You did Helen Mirren in Fast and the Furious before Helen Mirren in Fast and the Furious.

I know, I know, they’re ripping us off! It’s almost the exact shot, by the way, from RED, too. But that’s another conversation. God bless her, by the way. She’s fabulous.

Anyhow, I think we put Robert on a list and then I called Robert and I said, “Are you interested?” And he said, “You have no idea. I am such a gigantic samurai fan.” And then he immediately started rattling off all these movies I’d never heard of. He is a hardcore samurai kung fu fan, but specifically samurai, and I thought, “You know what? He’s going to get that right.”

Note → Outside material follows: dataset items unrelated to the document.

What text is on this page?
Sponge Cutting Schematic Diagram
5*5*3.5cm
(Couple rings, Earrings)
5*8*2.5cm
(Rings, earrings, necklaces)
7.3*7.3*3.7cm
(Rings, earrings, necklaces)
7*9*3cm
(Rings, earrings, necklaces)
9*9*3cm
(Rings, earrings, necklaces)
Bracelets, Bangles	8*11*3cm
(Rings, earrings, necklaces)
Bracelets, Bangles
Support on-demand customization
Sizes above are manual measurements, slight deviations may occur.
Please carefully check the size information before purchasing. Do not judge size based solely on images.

You wound up working with a lot of Eastern crew, including action director Kenji Tanigaki, who choreographed the fights.

Robert and I talked about if we could do a fusion of Eastern action and Western action. Kenji worked on Hong Kong films that we all know and love, if you like those kind of films. We had a second unit director, Jim Madigan, who worked on a bunch of movies with us, and so it was this idea of creating this fusion. The unexpected thing that occurred was when we were shooting in Vancouver, we probably had, between our cast and our crew, probably 20 to 25% Japanese, 75% other. When we went to Japan, that ratio changed and became more like, 75% Japanese to 25% other. It felt like it sort of influenced how the movie feels. And it certainly made our shooting in Japan much much easier because they didn’t view us as the Americans arriving. The experience of shooting there was really great because we were embraced.

Where do you hope the Joe franchise goes from here? Do you hope to follow Snake Eyes and Storm Shadow? Is it possible we’ll see other flavors of Joe movies?

It’s not preordained. I think there’s different ways we can go. One way, for sure, and we’re having discussions about it, is how do you keep sort of the spine of this relationship that we’ve developed? This antagonistic relationship? Is there a way to fuse that into a larger Joe movie so that maybe it’s one storyline? Maybe it’s the main storyline. So it’s not clear yet what we’re going to decide on doing. The hard part right now, honestly, is we’re not sure what success means right now, given the Delta variant and the theater problems.

Have you had any discussions on bringing live-action Joe or Transformers to Paramount Plus in the future?

I haven’t had that discussion. I don’t know exactly what their plans are. I’ll say this: I have nothing against streaming, in general, but I feel like these big films should be on big screens. But no one has come to us to say, “Hey, let’s go put this on Paramount Plus.”